After seven years’ absence, The Perfect Fool was back on the air last week. This time Ed Wynn’s giggle and lisp, his affectionate idiocy were selling milk (Borden) instead of gasoline (Texaco), as King Bubbles of Happy Island (Blue Network, Fri., 7 p.m., E.W.T.), where refugees from Worry Park (“Step Mournfully, Please”) play make-believe. Though his new program is heavy-laden with Elsie the Cow, singers of both sexes and commercials which are part of the plot, Ed Wynn manages, as he has for 42 years of show business, to make the show entirely his own.
Happy Island is Wynn’s idea. The Borden Co. pays the comedian $5,000 a week for it. It is produced in full costume, with scenery, because The Perfect Fool, who is anything but a fool, thinks he had better get ready for television. There is no announcer. Wynn, who claims to be the first man in radio to kid the commercials, takes very good care of that role himself.
“What’s the name of it?” he keeps asking as Borden’s name comes into the plot, “I must get the name of it.” He has better luck with the word “homogenized” —”Why, I have an uncle who used to go out every Saturday night to get homogenized.”
“Iz.” Unlike most show people, Ed Wynn did not come up the hard way, and he has been a success from the start. He began as Isaiah Edwin Leopold, son of a rich Philadelphia ladies’ hat manufacturer.
Ed’s gift for convulsing his father’s sales ladies by the way he wore the ladies’ hats made it clear that he was not cut out for the millinery business. His father began to catch on when young Iz (the family nickname) forged his name on an excuse from school to see the doctor. Iz went to the local vaudeville house instead. Father Leopold stormed. Iz threatened to run away— under a pseudonym, to spare the family name. Father Leopold didn’t like that, either. Said he: “If you make a hit, nobody will know you’re my son.”
Iz did run away—in August 1902, when he was 16—with a flea-bitten stock company. They gave him his first part: a 70-year-old Methodist minister in a melodrama called Jim Bludsoe.
“So-o-o-o-o.” Before turning 19, Ed Wynn (a separation of his middle name, Edwin) was a headliner at Hammerstein’s. On the side he composed popular tunes. After eleven successful years in vaudeville, Wynn appeared in the Ziegfeld Follies of 1914. The Passing Show of 1916 made him a star. Writing the book, lyrics and music and starring in the Ed Wynn Carnival, The Perfect Fool, and The Grab Bag (1919-1925) made him a millionaire. Thereafter he played in seven more musical shows, all hits, made three so-so movies, and in 1932 became Texaco’s “Fire Chief.”
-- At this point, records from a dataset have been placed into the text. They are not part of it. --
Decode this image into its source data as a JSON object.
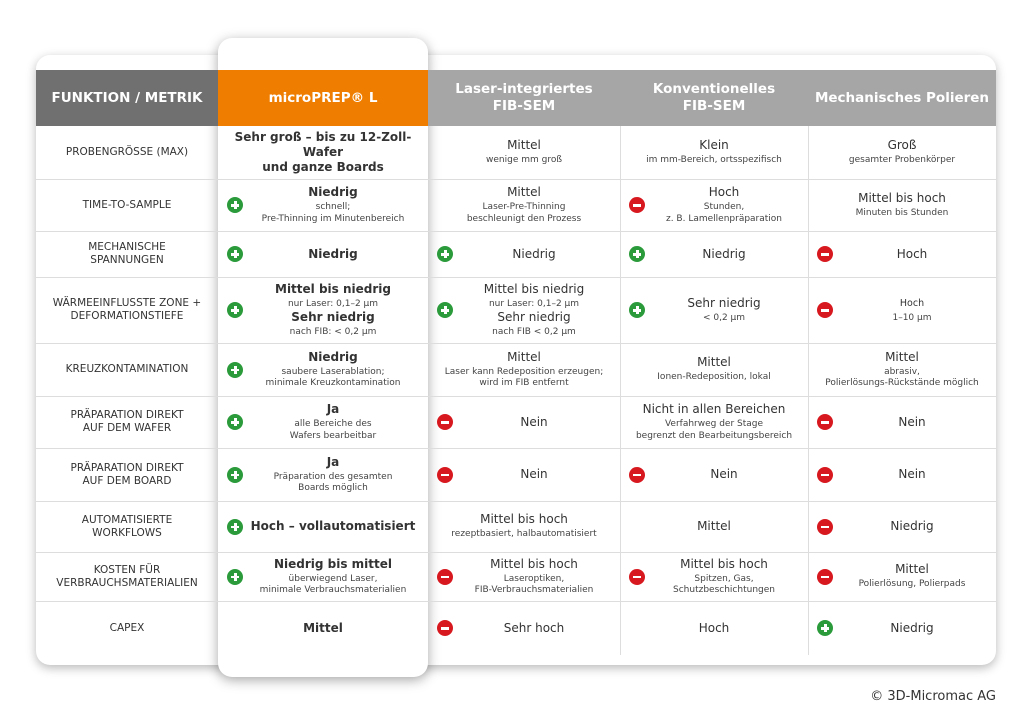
{
  "colors": {
    "header_dark": "#707070",
    "header_gray": "#a6a6a6",
    "accent_orange": "#ee7d00",
    "plus": "#2a9a3a",
    "minus": "#d7191f"
  },
  "headers": [
    "FUNKTION / METRIK",
    "microPREP® L",
    "Laser-integriertes\nFIB-SEM",
    "Konventionelles\nFIB-SEM",
    "Mechanisches Polieren"
  ],
  "rows": [
    {
      "label": "PROBENGRÖSSE (MAX)",
      "cells": [
        {
          "main": "Sehr groß – bis zu 12-Zoll-Wafer\nund ganze Boards"
        },
        {
          "main": "Mittel",
          "sub": "wenige mm groß"
        },
        {
          "main": "Klein",
          "sub": "im mm-Bereich, ortsspezifisch"
        },
        {
          "main": "Groß",
          "sub": "gesamter Probenkörper"
        }
      ]
    },
    {
      "label": "TIME-TO-SAMPLE",
      "cells": [
        {
          "icon": "plus",
          "main": "Niedrig",
          "sub": "schnell;\nPre-Thinning im Minutenbereich"
        },
        {
          "main": "Mittel",
          "sub": "Laser-Pre-Thinning\nbeschleunigt den Prozess"
        },
        {
          "icon": "minus",
          "main": "Hoch",
          "sub": "Stunden,\nz. B. Lamellenpräparation"
        },
        {
          "main": "Mittel bis hoch",
          "sub": "Minuten bis Stunden"
        }
      ]
    },
    {
      "label": "MECHANISCHE\nSPANNUNGEN",
      "cells": [
        {
          "icon": "plus",
          "main": "Niedrig"
        },
        {
          "icon": "plus",
          "main": "Niedrig"
        },
        {
          "icon": "plus",
          "main": "Niedrig"
        },
        {
          "icon": "minus",
          "main": "Hoch"
        }
      ]
    },
    {
      "label": "WÄRMEEINFLUSSTE ZONE +\nDEFORMATIONSTIEFE",
      "cells": [
        {
          "icon": "plus",
          "main": "Mittel bis niedrig",
          "sub": "nur Laser: 0,1–2 µm",
          "main2": "Sehr niedrig",
          "sub2": "nach FIB: < 0,2 µm"
        },
        {
          "icon": "plus",
          "main": "Mittel bis niedrig",
          "sub": "nur Laser: 0,1–2 µm",
          "main2": "Sehr niedrig",
          "sub2": "nach FIB < 0,2 µm"
        },
        {
          "icon": "plus",
          "main": "Sehr niedrig",
          "sub": "< 0,2 µm"
        },
        {
          "icon": "minus",
          "main": "Hoch",
          "sub": "1–10 µm",
          "small": true
        }
      ]
    },
    {
      "label": "KREUZKONTAMINATION",
      "cells": [
        {
          "icon": "plus",
          "main": "Niedrig",
          "sub": "saubere Laserablation;\nminimale Kreuzkontamination"
        },
        {
          "main": "Mittel",
          "sub": "Laser kann Redeposition erzeugen;\nwird im FIB entfernt"
        },
        {
          "main": "Mittel",
          "sub": "Ionen-Redeposition, lokal"
        },
        {
          "main": "Mittel",
          "sub": "abrasiv,\nPolierlösungs-Rückstände möglich"
        }
      ]
    },
    {
      "label": "PRÄPARATION DIREKT\nAUF DEM WAFER",
      "cells": [
        {
          "icon": "plus",
          "main": "Ja",
          "sub": "alle Bereiche des\nWafers bearbeitbar"
        },
        {
          "icon": "minus",
          "main": "Nein"
        },
        {
          "main": "Nicht in allen Bereichen",
          "sub": "Verfahrweg der Stage\nbegrenzt den Bearbeitungsbereich"
        },
        {
          "icon": "minus",
          "main": "Nein"
        }
      ]
    },
    {
      "label": "PRÄPARATION DIREKT\nAUF DEM BOARD",
      "cells": [
        {
          "icon": "plus",
          "main": "Ja",
          "sub": "Präparation des gesamten\nBoards möglich"
        },
        {
          "icon": "minus",
          "main": "Nein"
        },
        {
          "icon": "minus",
          "main": "Nein"
        },
        {
          "icon": "minus",
          "main": "Nein"
        }
      ]
    },
    {
      "label": "AUTOMATISIERTE\nWORKFLOWS",
      "cells": [
        {
          "icon": "plus",
          "main": "Hoch – vollautomatisiert"
        },
        {
          "main": "Mittel bis hoch",
          "sub": "rezeptbasiert, halbautomatisiert"
        },
        {
          "main": "Mittel"
        },
        {
          "icon": "minus",
          "main": "Niedrig"
        }
      ]
    },
    {
      "label": "KOSTEN FÜR\nVERBRAUCHSMATERIALIEN",
      "cells": [
        {
          "icon": "plus",
          "main": "Niedrig bis mittel",
          "sub": "überwiegend Laser,\nminimale Verbrauchsmaterialien"
        },
        {
          "icon": "minus",
          "main": "Mittel bis hoch",
          "sub": "Laseroptiken,\nFIB-Verbrauchsmaterialien"
        },
        {
          "icon": "minus",
          "main": "Mittel bis hoch",
          "sub": "Spitzen, Gas, Schutzbeschichtungen"
        },
        {
          "icon": "minus",
          "main": "Mittel",
          "sub": "Polierlösung, Polierpads"
        }
      ]
    },
    {
      "label": "CAPEX",
      "cells": [
        {
          "main": "Mittel"
        },
        {
          "icon": "minus",
          "main": "Sehr hoch"
        },
        {
          "main": "Hoch"
        },
        {
          "icon": "plus",
          "main": "Niedrig"
        }
      ]
    }
  ],
  "copyright": "© 3D-Micromac AG"
}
Wynn has never stopped being deadly serious about his profession. He abhors dirty jokes, knocks himself out trying to please delegations from ladies’ clubs when they turn up at his shows. Radio is not his best medium—he always insists on an actual studio audience—but listeners know the legendary character Wynn has created and react to it. Wynn’s giggle has been with him since he was a small boy. So has his fondness for inventions, like the eleven-foot-four-and-a-half-inch pole for people you can’t touch with a ten-foot pole. His passion for hats, of which he has 800, is as great as Jimmy Durante’s.
His famous “Sooooo” was born on stage in 1931, during the opening night of The Laugh Parade. His mother, who always said “soooo” when lost in her train of thought, was in the front row with some of her old cronies (“the prettiest sight you ever saw”). Toward the end of the show, to give her a special laugh, Wynn parodied her “so-o-o-o-o.”
Offstage, Ed Wynn has had his difficulties. Twice divorced, he says: “For over 25 years my private life has been hell.” One bright spot is his son Keenan’s success in Hollywood. Another is Wynn’s Park Avenue trophy room. Its walls are hung with keys to innumerable cities; appointments as honorary fire chief of hundreds of communities; honorary memberships in the National Association of Power Engineers and the Yale Class of 1924; and a 1934 citation declaring him, along with Franklin D. Roosevelt, Queen Rambai Barni of Siam and Benito Mussolini, one of the world’s ten most charming people. Ed Wynn’s audience would undoubtedly concur. Ed Wynn himself almost does. Says he wistfully: “I am a nice man; really I am.”